“At the time, the author was a United States diplomat accredited to Botswana,” writes Dan Henk in a book about the Botswana Defence Force’s anti-poaching operations. “He found it unwise to schedule official meetings with his host-nation counterparts on Fridays (or on other weekend days) because of the exodus of officials to their rural home areas.”
A diplomat, Henk chooses his words very carefully and while he never once uses “lazy”, he nonetheless manages to painstakingly stitch together diplomatic language that describe such negative attribute very effectively.
“Official meetings” tells the reader that these meetings were not after-hours, social get-togethers at the Grand Palm Hotel but were supposed to happen during working hours. “Other weekend days” would include Mondays when the people that he wanted to meet on Friday would probably be on their way back to Gaborone or taking rest that they should have taken during the weekend. “On Fridays or on other weekend days” clearly shows that Botswana effectively has a three-day workweek. “Exodus” describes how the problem in question runs across the civil service – which at one level, is really a mere extension of the social welfare programme. With senior government officials away in their villages on Fridays and Mondays, junior officers are basically left to their own devices – WhatsApp-enabled smart phones in this case. Henk’s statement also illuminates the weekend farming phenomenon that is problematic in the manner Henk for office labour productivity as well as for agricultural productivity.
Henk was a military attaché and in the category of “host-nation counterparts” would have been senior officials at the Ministry of International Affairs and Cooperation as well as senior BDF officers. It is actually possible to identify the individuals that a US military attaché working in Botswana in the years that Henk was posted here would have wanted to meet.
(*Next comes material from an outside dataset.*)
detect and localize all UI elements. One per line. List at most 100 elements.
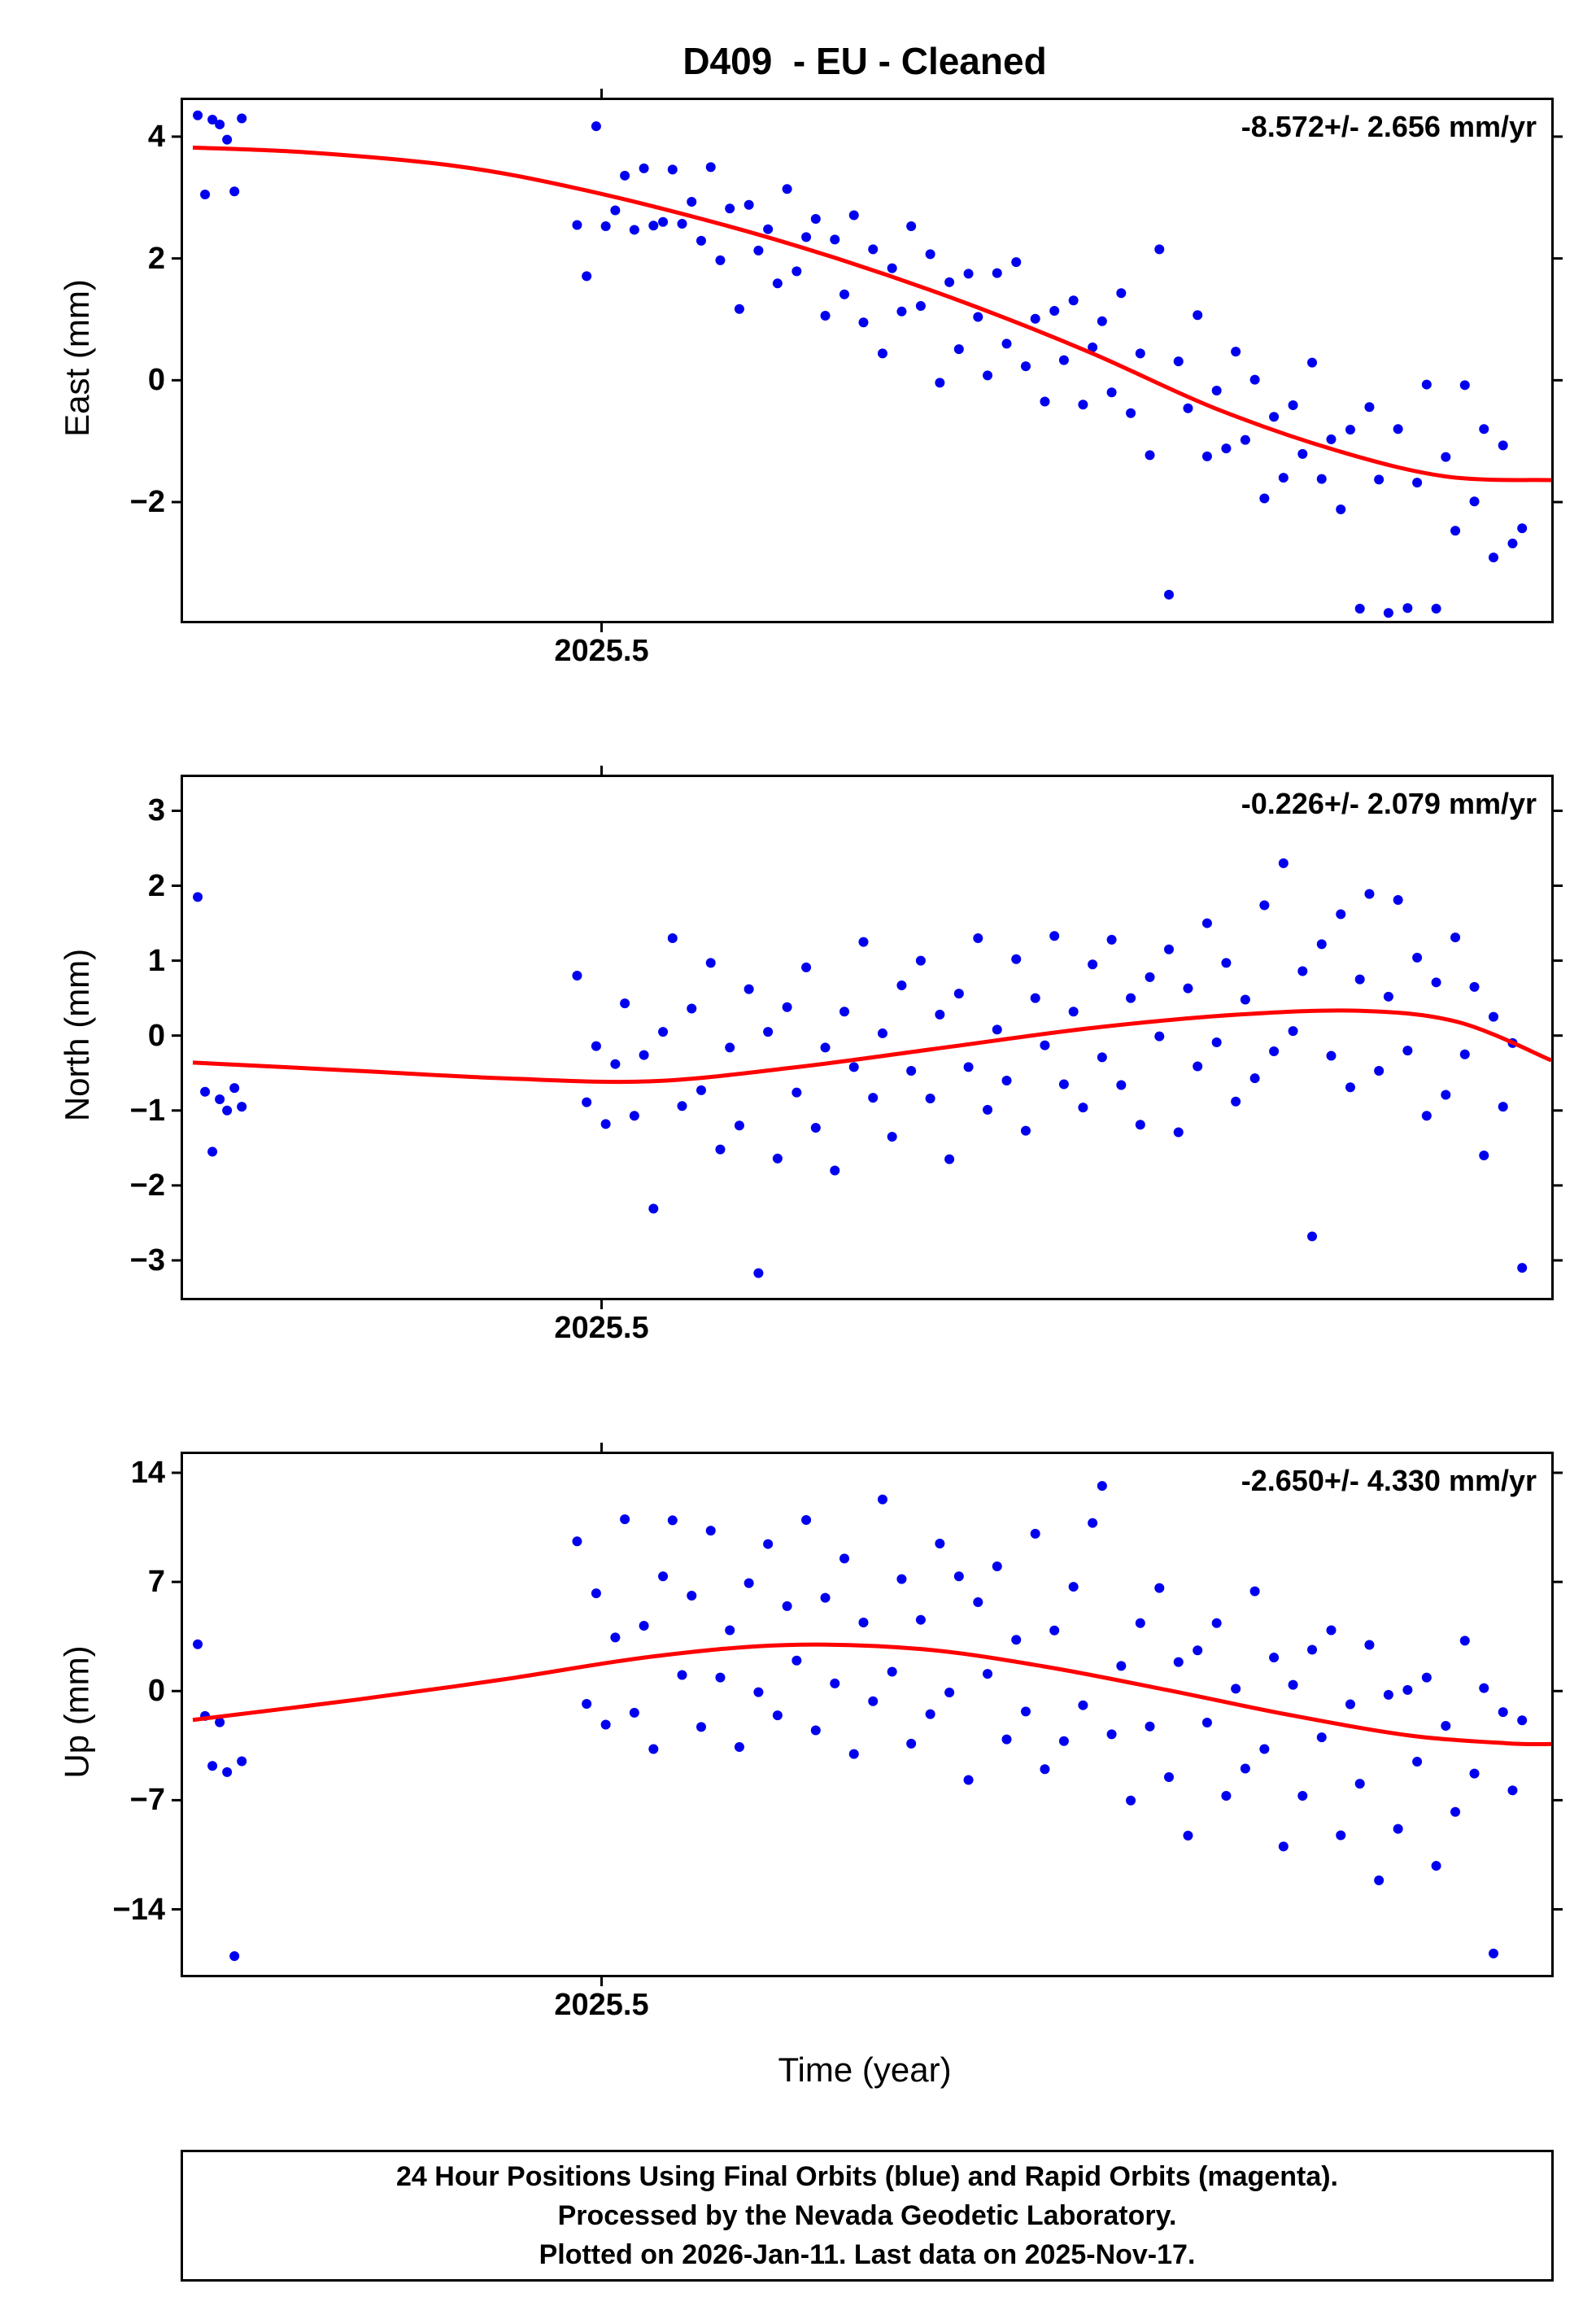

Westerners, especially Americans, never have good things to say things about Africa – which the sitting US president has described to as a “shithole.” However, no honest person can deny that there is an exodus of government officials to their rural home areas on Fridays and that not all of them come to work on Monday. Resultantly, labour productivity suffers badly and successive Global Competitiveness reports from the World Economic Forum show that the work ethic of Botswana’s labour force is among the worst in the world. Interestingly, this same labour force was among Africa’s best during the administration of the founding president, Sir Seretse Khama. What is even more interesting is that in its 2019 elections manifesto, the Umbrella for Democratic Change had pledged to create 100 000 jobs and never provided specific details of how it planned to improve labour productivity. Basically, the party the wanted to expand the scale of an already unmanageable problem that it had no plan to solve. The latter means that contrary to what some believe, Botswana’s more pressing problem has to do with people who are already employed and not those who are unemployed.